Bouvet Lionel, Allaouchiche Bernard, Duflo Frédéric, Debon Richard, Chassard Dominique, Boselli Emmanuel
Du Service d'Anesthésie-Réanimation, Hôtel-Dieu, Lyon, France.
Can J Anaesth. 2004 Feb;51(2):122-5. doi: 10.1007/BF03018769.
Unlike propofol, the self-administration of remifentanil for sedation in gastrointestinal endoscopies has never been evaluated formally. We wanted to compare the efficacy and tolerance of patient self-administration of remifentanil vs propofol during gastrointestinal endoscopy.
This prospective randomized, single-blinded study, included 77 patients undergoing gastrointestinal endoscopy.

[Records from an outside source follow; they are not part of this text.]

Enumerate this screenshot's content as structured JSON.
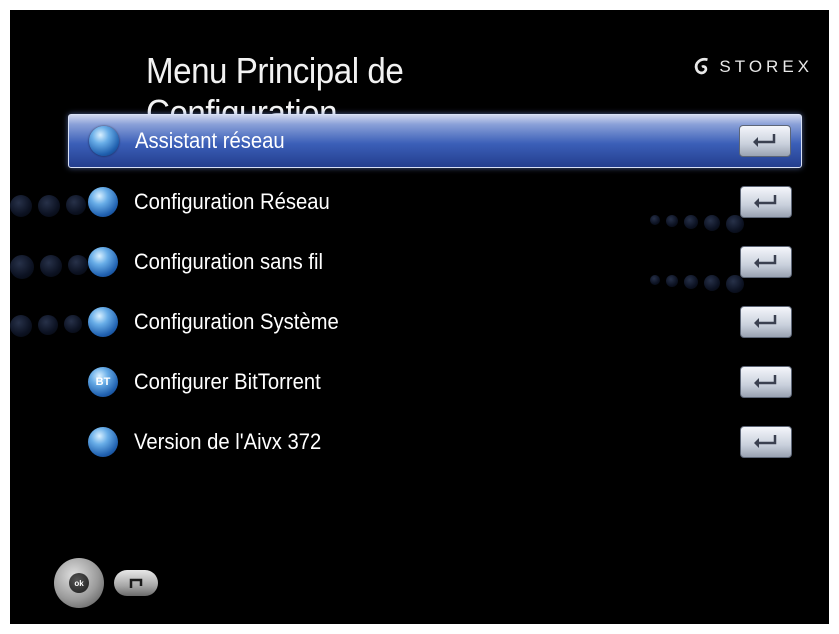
{
  "header": {
    "title": "Menu Principal de Configuration",
    "brand": "STOREX"
  },
  "menu": {
    "items": [
      {
        "label": "Assistant réseau",
        "icon": "network-wizard-icon",
        "selected": true
      },
      {
        "label": "Configuration Réseau",
        "icon": "network-config-icon",
        "selected": false
      },
      {
        "label": "Configuration sans fil",
        "icon": "wireless-config-icon",
        "selected": false
      },
      {
        "label": "Configuration Système",
        "icon": "system-config-icon",
        "selected": false
      },
      {
        "label": "Configurer BitTorrent",
        "icon": "bittorrent-icon",
        "selected": false,
        "badge": "BT"
      },
      {
        "label": "Version de l'Aivx 372",
        "icon": "version-info-icon",
        "selected": false
      }
    ]
  },
  "footer": {
    "ok_label": "ok"
  },
  "colors": {
    "background": "#000000",
    "selection": "#3b5fb8",
    "text": "#ffffff"
  }
}
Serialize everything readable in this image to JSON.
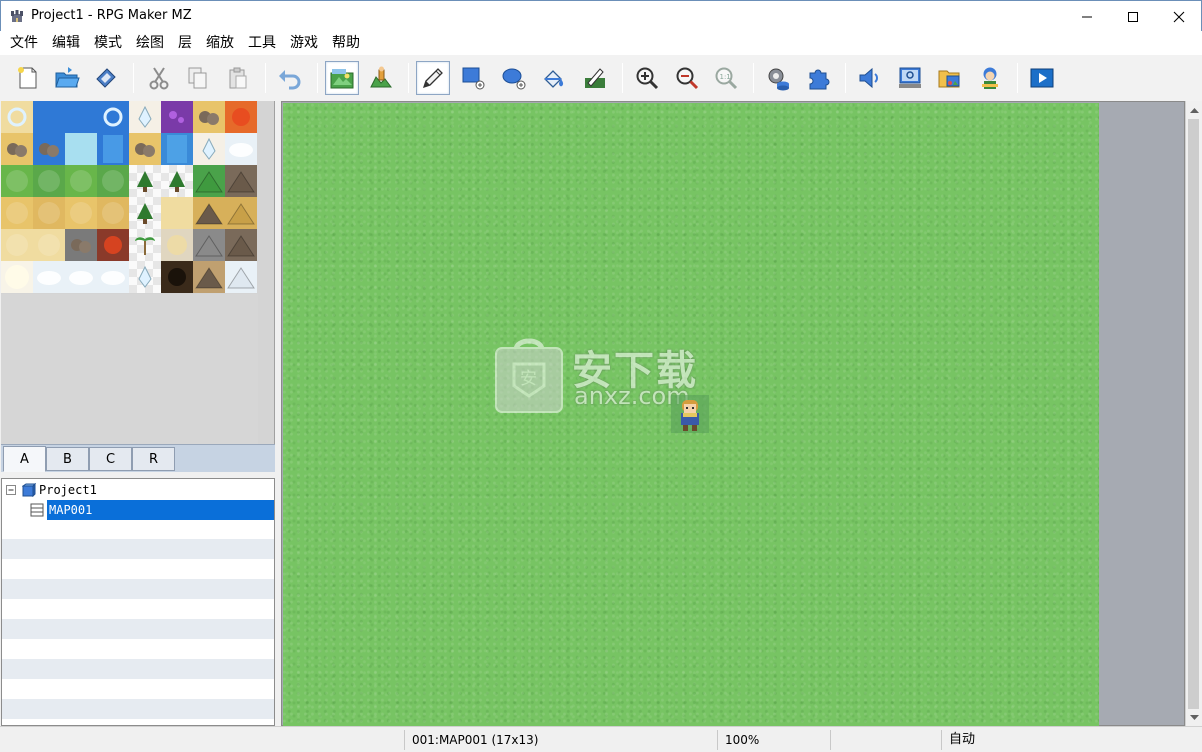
{
  "window": {
    "title": "Project1 - RPG Maker MZ",
    "icon": "rpgmaker-castle-icon"
  },
  "menu": {
    "items": [
      "文件",
      "编辑",
      "模式",
      "绘图",
      "层",
      "缩放",
      "工具",
      "游戏",
      "帮助"
    ]
  },
  "toolbar": {
    "buttons": [
      "new-project-icon",
      "open-project-icon",
      "save-project-icon",
      "cut-icon",
      "copy-icon",
      "paste-icon",
      "undo-icon",
      "map-mode-icon",
      "event-mode-icon",
      "pencil-icon",
      "rectangle-icon",
      "ellipse-icon",
      "flood-fill-icon",
      "shadow-pen-icon",
      "zoom-in-icon",
      "zoom-out-icon",
      "actual-size-icon",
      "database-icon",
      "plugin-manager-icon",
      "sound-test-icon",
      "event-searcher-icon",
      "resource-manager-icon",
      "character-generator-icon",
      "playtest-icon"
    ],
    "active": [
      "map-mode-icon",
      "pencil-icon"
    ]
  },
  "tileset": {
    "tabs": [
      "A",
      "B",
      "C",
      "R"
    ],
    "active_tab": "A"
  },
  "map_tree": {
    "project": "Project1",
    "maps": [
      "MAP001"
    ],
    "selected": "MAP001"
  },
  "watermark": {
    "main": "安下载",
    "sub": "anxz.com",
    "badge": "安"
  },
  "status": {
    "map": "001:MAP001 (17x13)",
    "zoom": "100%",
    "mode": "自动"
  },
  "colors": {
    "grass": "#77c463",
    "selection": "#0a6fd9",
    "map_bg": "#a6aab2"
  }
}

Patients were divided into two groups: group R received remifentanil (5 microg.kg(-1).hr(-1) infusion, 25 microg boli, refractory period of five minutes) and group P received propofol (2 mg.kg(-1).hr(-1) infusion, 0.5 mg.kg(-1) boli, refractory period of ten minutes). A 1 mg.kg(-1) bolus of propofol was administered before the procedure began in cases of marked anxiety. Additional boli of 25 microg of remifentanil or 0.5 mg.kg(-1) of propofol were administered when patients complained during the refractory period. The evaluation targeted analgesic efficacy during the procedure and patient satisfaction. The degree of sedation during the procedure and the occurrence of adverse reactions were analyzed.

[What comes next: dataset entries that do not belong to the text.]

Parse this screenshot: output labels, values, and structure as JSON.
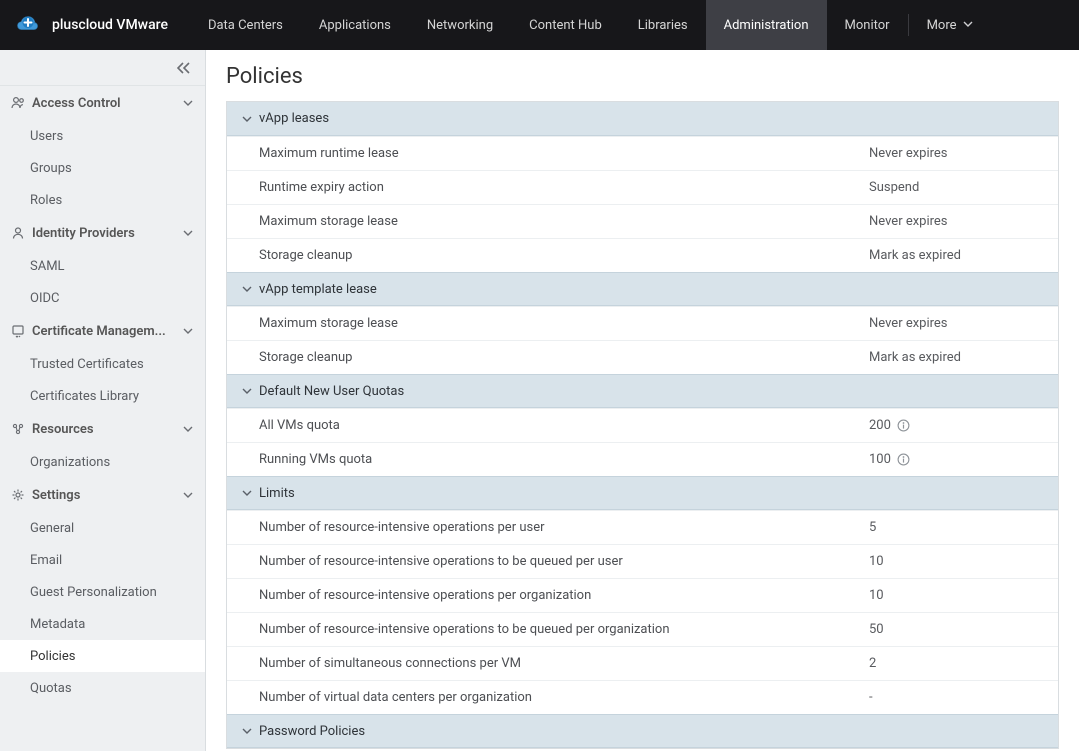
{
  "brand": {
    "text": "pluscloud VMware"
  },
  "topnav": {
    "data_centers": "Data Centers",
    "applications": "Applications",
    "networking": "Networking",
    "content_hub": "Content Hub",
    "libraries": "Libraries",
    "administration": "Administration",
    "monitor": "Monitor",
    "more": "More"
  },
  "sidebar": {
    "access_control": {
      "label": "Access Control",
      "users": "Users",
      "groups": "Groups",
      "roles": "Roles"
    },
    "identity_providers": {
      "label": "Identity Providers",
      "saml": "SAML",
      "oidc": "OIDC"
    },
    "certificate_management": {
      "label": "Certificate Managem...",
      "trusted": "Trusted Certificates",
      "library": "Certificates Library"
    },
    "resources": {
      "label": "Resources",
      "organizations": "Organizations"
    },
    "settings": {
      "label": "Settings",
      "general": "General",
      "email": "Email",
      "guest_personalization": "Guest Personalization",
      "metadata": "Metadata",
      "policies": "Policies",
      "quotas": "Quotas"
    }
  },
  "page": {
    "title": "Policies"
  },
  "sections": {
    "vapp_leases": {
      "title": "vApp leases",
      "rows": {
        "max_runtime": {
          "label": "Maximum runtime lease",
          "value": "Never expires"
        },
        "runtime_expiry": {
          "label": "Runtime expiry action",
          "value": "Suspend"
        },
        "max_storage": {
          "label": "Maximum storage lease",
          "value": "Never expires"
        },
        "storage_cleanup": {
          "label": "Storage cleanup",
          "value": "Mark as expired"
        }
      }
    },
    "vapp_template_lease": {
      "title": "vApp template lease",
      "rows": {
        "max_storage": {
          "label": "Maximum storage lease",
          "value": "Never expires"
        },
        "storage_cleanup": {
          "label": "Storage cleanup",
          "value": "Mark as expired"
        }
      }
    },
    "default_quotas": {
      "title": "Default New User Quotas",
      "rows": {
        "all_vms": {
          "label": "All VMs quota",
          "value": "200"
        },
        "running_vms": {
          "label": "Running VMs quota",
          "value": "100"
        }
      }
    },
    "limits": {
      "title": "Limits",
      "rows": {
        "ops_user": {
          "label": "Number of resource-intensive operations per user",
          "value": "5"
        },
        "queued_user": {
          "label": "Number of resource-intensive operations to be queued per user",
          "value": "10"
        },
        "ops_org": {
          "label": "Number of resource-intensive operations per organization",
          "value": "10"
        },
        "queued_org": {
          "label": "Number of resource-intensive operations to be queued per organization",
          "value": "50"
        },
        "conn_vm": {
          "label": "Number of simultaneous connections per VM",
          "value": "2"
        },
        "vdcs_org": {
          "label": "Number of virtual data centers per organization",
          "value": "-"
        }
      }
    },
    "password_policies": {
      "title": "Password Policies"
    }
  }
}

Patient satisfaction was high and comparable in both groups, with the number of awake and oriented patients being significantly higher in group R. Hemodynamic and respiratory tolerance was comparable in both groups, despite two episodes of desaturation in group R. The incidence of nausea was significantly higher in group R.
The self-administration of remifentanil for sedation during gastrointestinal endoscopies is as effective as the self-administration of propofol and can be offered to patients, especially when it is desirable that they remain conscious during the procedure.
与丙泊酚不同,瑞芬太尼用于胃肠内镜检查镇静的自我给药方式从未得到过正式评估。我们想要比较瑞芬太尼与丙泊酚在胃肠内镜检查中患者自我给药的有效性和耐受性。
这项前瞻性随机单盲研究纳入了77例接受胃肠内镜检查的患者。患者被分为两组:R组接受瑞芬太尼(5微克·千克⁻¹·小时⁻¹输注,25微克推注,5分钟不应期),P组接受丙泊酚(2毫克·千克⁻¹·小时⁻¹输注,0.5毫克·千克⁻¹推注,10分钟不应期)。对于明显焦虑的患者,在检查开始前给予1毫克·千克⁻¹的丙泊酚推注。当患者在不应期抱怨时,额外给予25微克瑞芬太尼或0.5毫克·千克⁻¹丙泊酚推注。评估目标为检查过程中的镇痛效果和患者满意度。分析了检查过程中的镇静程度和不良反应的发生情况。
两组患者的满意度都很高且相当,R组清醒且定向的患者数量显著更多。尽管R组有两例出现血氧饱和度下降,但两组的血流动力学和呼吸耐受性相当。R组恶心的发生率显著更高。
瑞芬太尼用于胃肠内镜检查镇静的自我给药方式与丙泊酚自我给药方式一样有效,并且可以提供给患者,尤其是当希望他们在检查过程中保持清醒时。